Note however, that these points are not always in this order. Some writers prefer to begin with the research questions, followed by the context, building to the rationale.


The methods section can be divided up into two main sections.

The first section describes how the literature search was conducted. This section may contain any of the following information: 

  • The databases searched and whether any manual searches were completed 
  • How search terms were identified 
  • What terms were employed in the key word searches 
  • If particular sections of articles were looked at during the search and collection stage i.e. titles, abstracts, table of contents (note: the information in these sections may have informed the selection process) 

The second section discusses the criteria for including or excluding studies. This section may include any of the following information:

  • Your selection criteria
  • How you identified relevant studies for further analysis 
  • What articles you reviewed 
  • What particular areas you looked at in the selected articles i.e. a relationship or association between two things (such as a genetic predisposition and a drug), the outcome measures of a health campaign, drug treatment, or clinical intervention, the differing impact of a particular drug or treatment. 

Details about the kind of systematic review undertaken, i.e. thematic analysis, might also be mentioned in the methods section.​


Broadly speaking, in the results section, everything you have done so far needs to be presented.  This can include any of the following: ​

  • Number of studies screened, assessed for eligibility and included in the review, with reasons for exclusion at each stage. This may mean you need to:
    • briefly mention the databases used for the searching
    • identify the number of hits
    • show how the articles were selected by title, abstract, table of contents or other procedures. 
  • Overview of the kinds of studies selected for the review i.e. the types of methodologies or study designs used.
  • Basic characteristics of the included studies. This may involve discussing: 
    • where the trials were conducted
    • treatment duration
    • details about participants
    • similarities and differences in the way data was measured
    • similar or different approaches to the same treatment or condition 
  • Risk of bias across studies 
  • Results of individual studies. This can include:
    • the kinds of relationships or associations demonstrated by the studies
    • frequency of positive or adverse effects of a particular treatment or drug
    • the number of studies that found a positive correlation between two phenomena or found a causal relationship between two variables

Often, researchers will include tables in the Results section or Appendix to provide on overview of data found in the studies.
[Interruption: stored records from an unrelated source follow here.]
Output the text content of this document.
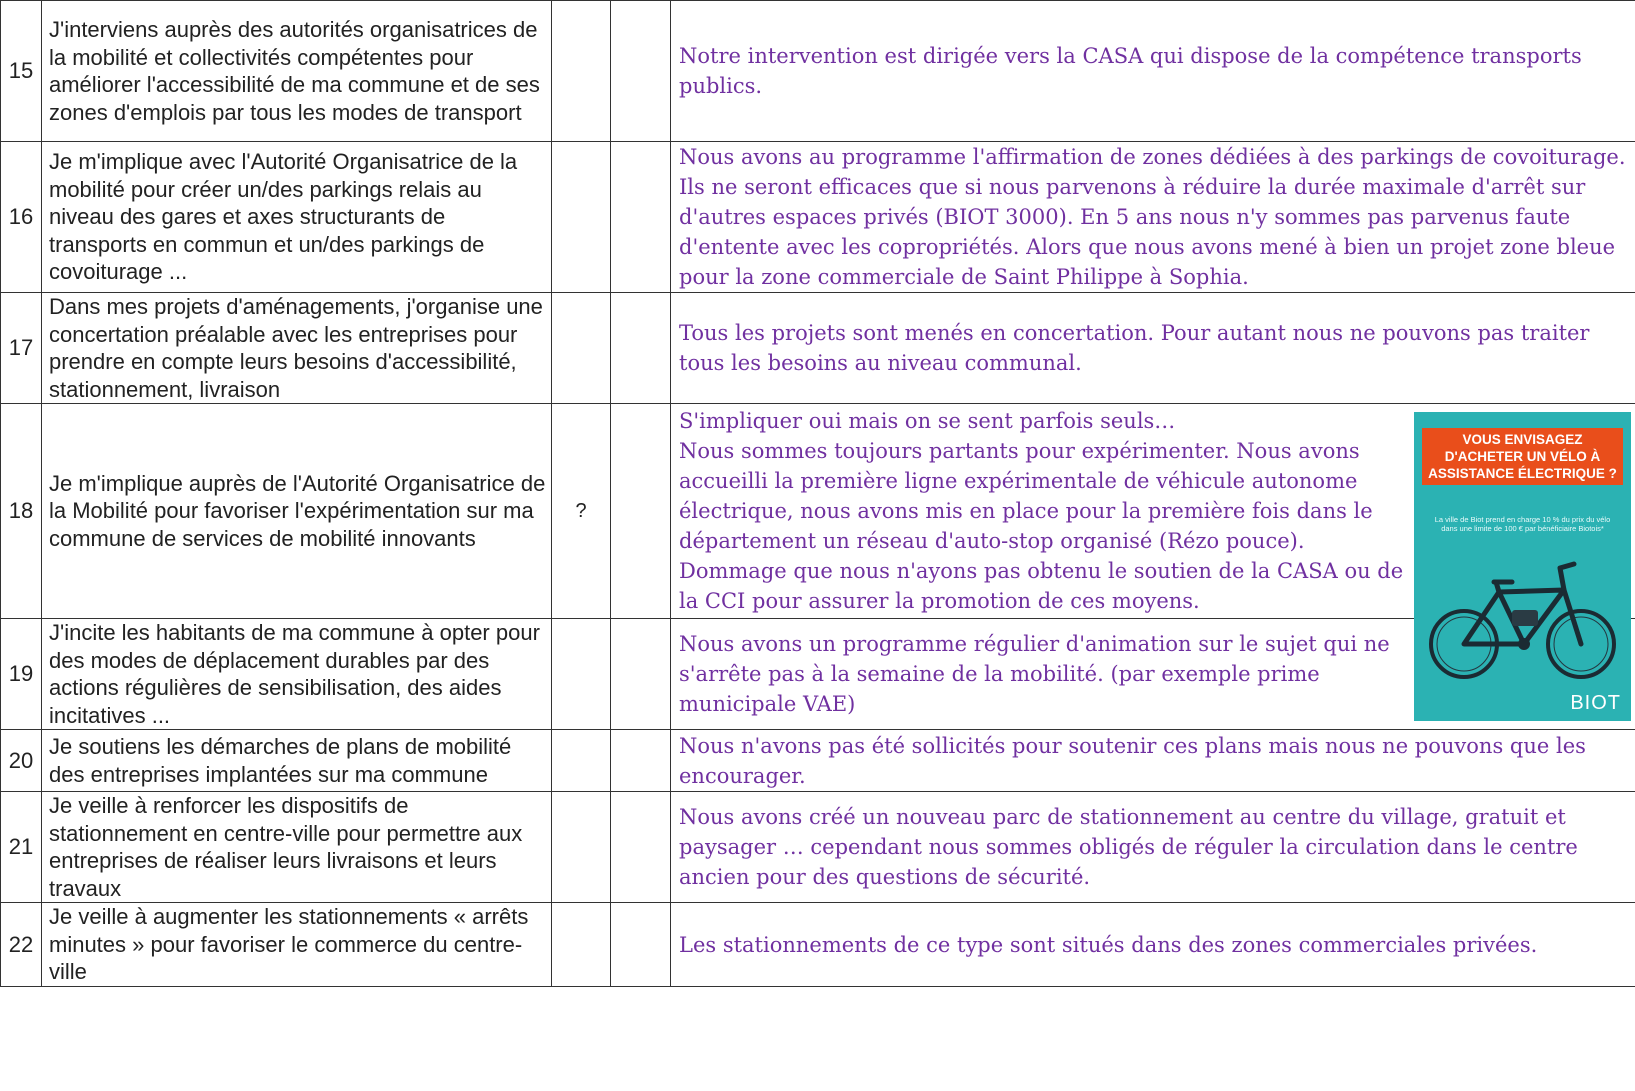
15	J'interviens auprès des autorités organisatrices de la mobilité et collectivités compétentes pour améliorer l'accessibilité de ma commune et de ses zones d'emplois par tous les modes de transport			Notre intervention est dirigée vers la CASA qui dispose de la compétence transports publics.
16	Je m'implique avec l'Autorité Organisatrice de la mobilité pour créer un/des parkings relais au niveau des gares et axes structurants de transports en commun et un/des parkings de covoiturage ...			Nous avons au programme l'affirmation de zones dédiées à des parkings de covoiturage. Ils ne seront efficaces que si nous parvenons à réduire la durée maximale d'arrêt sur d'autres espaces privés (BIOT 3000). En 5 ans nous n'y sommes pas parvenus faute d'entente avec les copropriétés. Alors que nous avons mené à bien un projet zone bleue pour la zone commerciale de Saint Philippe à Sophia.
17	Dans mes projets d'aménagements, j'organise une concertation préalable avec les entreprises pour prendre en compte leurs besoins d'accessibilité, stationnement, livraison			Tous les projets sont menés en concertation. Pour autant nous ne pouvons pas traiter tous les besoins au niveau communal.
18	Je m'implique auprès de l'Autorité Organisatrice de la Mobilité pour favoriser l'expérimentation sur ma commune de services de mobilité innovants	?		S'impliquer oui mais on se sent parfois seuls…
Nous sommes toujours partants pour expérimenter. Nous avons accueilli la première ligne expérimentale de véhicule autonome électrique, nous avons mis en place pour la première fois dans le département un réseau d'auto-stop organisé (Rézo pouce).
Dommage que nous n'ayons pas obtenu le soutien de la CASA ou de la CCI pour assurer la promotion de ces moyens.
19	J'incite les habitants de ma commune à opter pour des modes de déplacement durables par des actions régulières de sensibilisation, des aides incitatives ...			Nous avons un programme régulier d'animation sur le sujet qui ne s'arrête pas à la semaine de la mobilité. (par exemple prime municipale VAE)
20	Je soutiens les démarches de plans de mobilité des entreprises implantées sur ma commune			Nous n'avons pas été sollicités pour soutenir ces plans mais nous ne pouvons que les encourager.
21	Je veille à renforcer les dispositifs de stationnement en centre-ville pour permettre aux entreprises de réaliser leurs livraisons et leurs travaux			Nous avons créé un nouveau parc de stationnement au centre du village, gratuit et paysager … cependant nous sommes obligés de réguler la circulation dans le centre ancien pour des questions de sécurité.
22	Je veille à augmenter les stationnements « arrêts minutes » pour favoriser le commerce du centre-ville			Les stationnements de ce type sont situés dans des zones commerciales privées.
VOUS ENVISAGEZ D'ACHETER UN VÉLO À ASSISTANCE ÉLECTRIQUE ?
La ville de Biot prend en charge 10 % du prix du vélo dans une limite de 100 € par bénéficiaire Biotois*
BIOT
Remember, tables in the Results section need to be explained fully.

Discussion and conclusion

A primary function of your discussion and conclusion is to help readers understand the main findings and implications of the review.

The following elements are commonly found in the discussion and conclusion sections. Note that the points listed are neither mandatory nor in any prescribed order.   
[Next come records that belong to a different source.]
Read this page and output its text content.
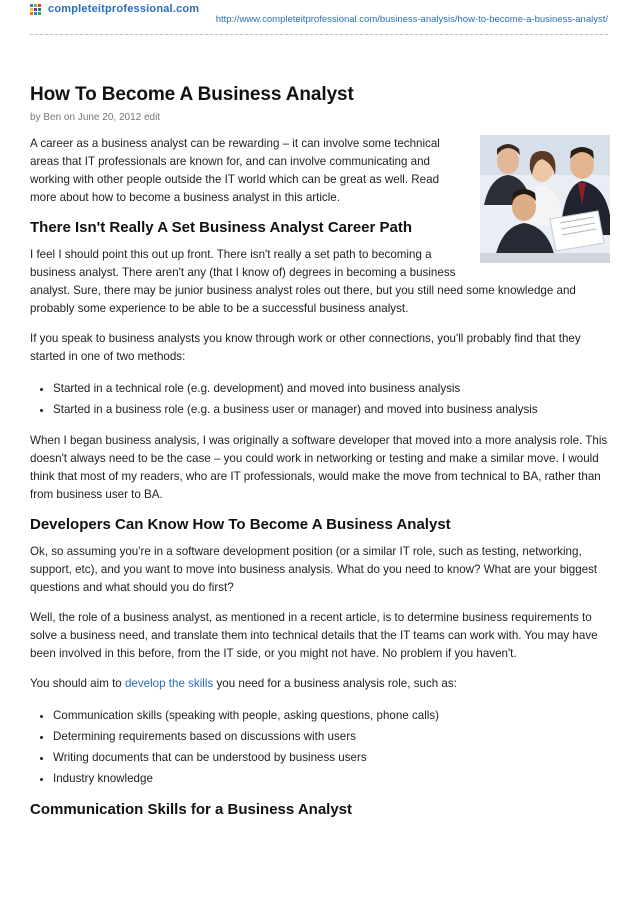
completeitprofessional.com
http://www.completeitprofessional.com/business-analysis/how-to-become-a-business-analyst/
How To Become A Business Analyst
by Ben on June 20, 2012 edit

A career as a business analyst can be rewarding – it can involve some technical areas that IT professionals are known for, and can involve communicating and working with other people outside the IT world which can be great as well. Read more about how to become a business analyst in this article.

There Isn't Really A Set Business Analyst Career Path

I feel I should point this out up front. There isn't really a set path to becoming a business analyst. There aren't any (that I know of) degrees in becoming a business analyst. Sure, there may be junior business analyst roles out there, but you still need some knowledge and probably some experience to be able to be a successful business analyst.

If you speak to business analysts you know through work or other connections, you'll probably find that they started in one of two methods:

• Started in a technical role (e.g. development) and moved into business analysis
• Started in a business role (e.g. a business user or manager) and moved into business analysis

When I began business analysis, I was originally a software developer that moved into a more analysis role. This doesn't always need to be the case – you could work in networking or testing and make a similar move. I would think that most of my readers, who are IT professionals, would make the move from technical to BA, rather than from business user to BA.

Developers Can Know How To Become A Business Analyst

Ok, so assuming you're in a software development position (or a similar IT role, such as testing, networking, support, etc), and you want to move into business analysis. What do you need to know? What are your biggest questions and what should you do first?

Well, the role of a business analyst, as mentioned in a recent article, is to determine business requirements to solve a business need, and translate them into technical details that the IT teams can work with. You may have been involved in this before, from the IT side, or you might not have. No problem if you haven't.

You should aim to develop the skills you need for a business analysis role, such as:

• Communication skills (speaking with people, asking questions, phone calls)
• Determining requirements based on discussions with users
• Writing documents that can be understood by business users
• Industry knowledge
Communication Skills for a Business Analyst
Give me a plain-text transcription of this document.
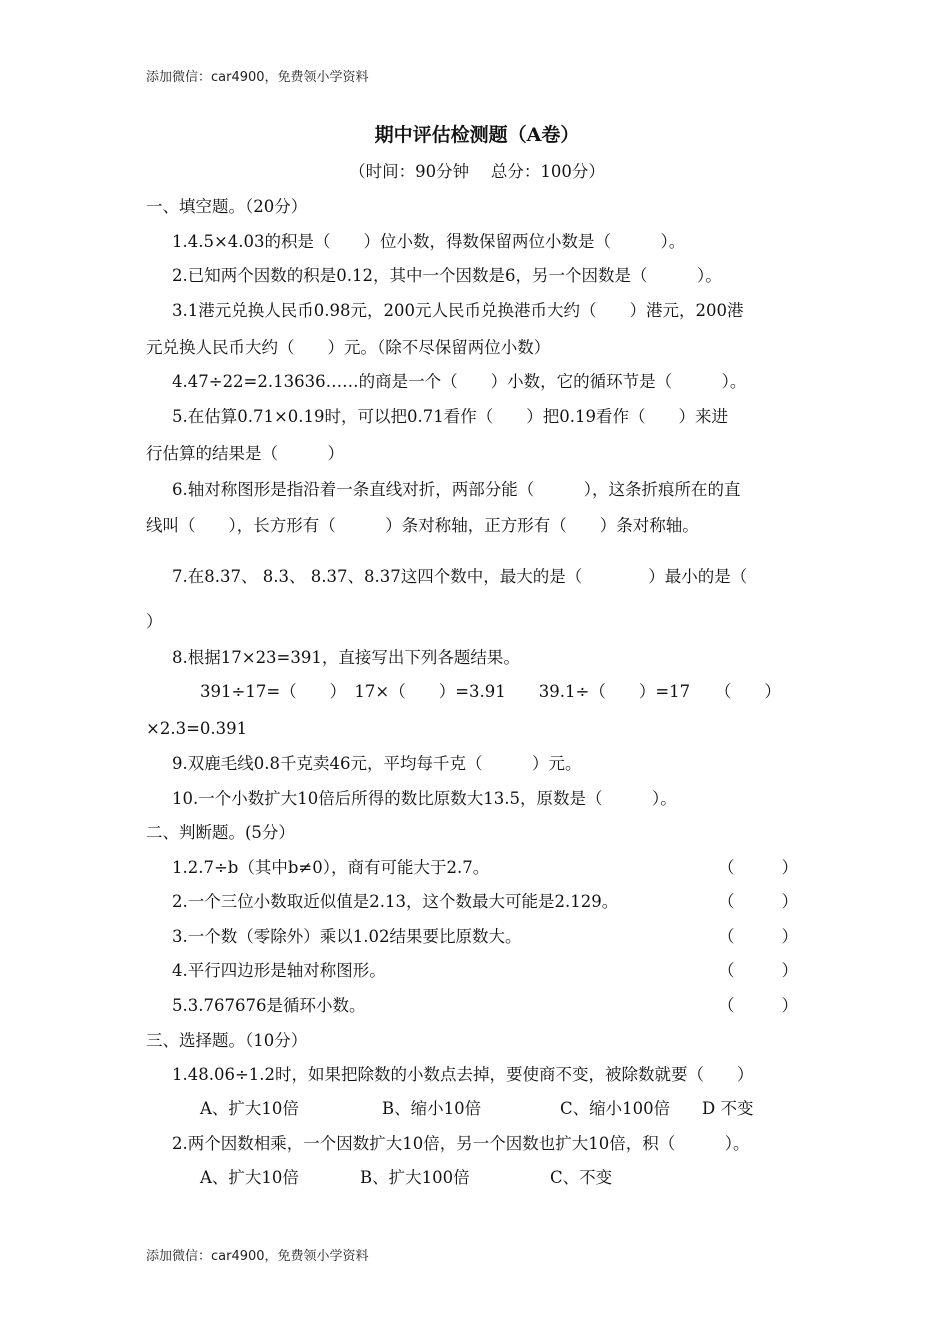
添加微信：car4900，免费领小学资料
期中评估检测题（A卷）
（时间：90分钟　 总分：100分）
一、填空题。（20分）
1.4.5×4.03的积是（　　）位小数，得数保留两位小数是（　　　）。
2.已知两个因数的积是0.12，其中一个因数是6，另一个因数是（　　　）。
3.1港元兑换人民币0.98元，200元人民币兑换港币大约（　　）港元，200港
元兑换人民币大约（　　）元。（除不尽保留两位小数）
4.47÷22=2.13636……的商是一个（　　）小数，它的循环节是（　　　）。
5.在估算0.71×0.19时，可以把0.71看作（　　）把0.19看作（　　）来进
行估算的结果是（　　　）
6.轴对称图形是指沿着一条直线对折，两部分能（　　　），这条折痕所在的直
线叫（　　），长方形有（　　　）条对称轴，正方形有（　　）条对称轴。
7.在8.37、 8.3、 8.37、8.37这四个数中，最大的是（　　　　）最小的是（
）
8.根据17×23=391，直接写出下列各题结果。
391÷17=（　　）　17×（　　）=3.91　　39.1÷（　　）=17　　（　　）
×2.3=0.391
9.双鹿毛线0.8千克卖46元，平均每千克（　　　）元。
10.一个小数扩大10倍后所得的数比原数大13.5，原数是（　　　）。
二、判断题。(5分）
1.2.7÷b（其中b≠0），商有可能大于2.7。	（	）
2.一个三位小数取近似值是2.13，这个数最大可能是2.129。	（	）
3.一个数（零除外）乘以1.02结果要比原数大。	（	）
4.平行四边形是轴对称图形。	（	）
5.3.767676是循环小数。	（	）
三、选择题。（10分）
1.48.06÷1.2时，如果把除数的小数点去掉，要使商不变，被除数就要（　　）
A、扩大10倍	B、缩小10倍	C、缩小100倍 D 不变
2.两个因数相乘，一个因数扩大10倍，另一个因数也扩大10倍，积（　　　）。
A、扩大10倍	B、扩大100倍	C、不变
添加微信：car4900，免费领小学资料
  • Summary of main findings
  • Interpretation of main findings (don’t repeat results)
  • Strengths and weaknesses
  • Comparison with previous review findings or general literature
  • The degree to which the review answers the research question
  • Whether the hypothesis was confirmed
  • Limitations (e.g. biases, lack of methodological rigour or weak evidence in the articles)
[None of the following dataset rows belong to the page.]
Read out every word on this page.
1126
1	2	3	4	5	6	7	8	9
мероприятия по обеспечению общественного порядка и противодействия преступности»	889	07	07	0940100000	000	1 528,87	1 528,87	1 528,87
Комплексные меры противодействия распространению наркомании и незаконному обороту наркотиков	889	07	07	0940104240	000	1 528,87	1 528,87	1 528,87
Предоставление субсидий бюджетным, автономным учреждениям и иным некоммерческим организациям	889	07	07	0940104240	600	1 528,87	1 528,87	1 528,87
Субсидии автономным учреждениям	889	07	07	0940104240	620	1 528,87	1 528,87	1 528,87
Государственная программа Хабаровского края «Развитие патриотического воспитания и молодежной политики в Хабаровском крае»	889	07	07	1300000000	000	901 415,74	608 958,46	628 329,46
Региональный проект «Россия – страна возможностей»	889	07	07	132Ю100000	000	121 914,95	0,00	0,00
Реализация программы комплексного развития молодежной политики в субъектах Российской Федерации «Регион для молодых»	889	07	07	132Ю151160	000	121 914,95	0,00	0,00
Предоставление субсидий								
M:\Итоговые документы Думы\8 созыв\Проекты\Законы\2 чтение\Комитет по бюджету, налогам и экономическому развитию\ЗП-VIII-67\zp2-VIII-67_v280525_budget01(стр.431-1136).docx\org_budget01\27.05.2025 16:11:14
  • Summary of how it answers the research question (the ‘take home’ message)
  • Significance of the findings
  • Reminder of the limitations
  • Implications and recommendations for further research.

Separate or combined?

A key difference between a discussion and a conclusion relates to how specific or general the observations are. A discussion closely interprets results in the context of the review. A conclusion identifies the significance and the implications beyond the review. Some reviews present these as separately headed sections. Many reviews, however, present only one section using a combination of elements. This section may be headed either Discussion or Conclusion.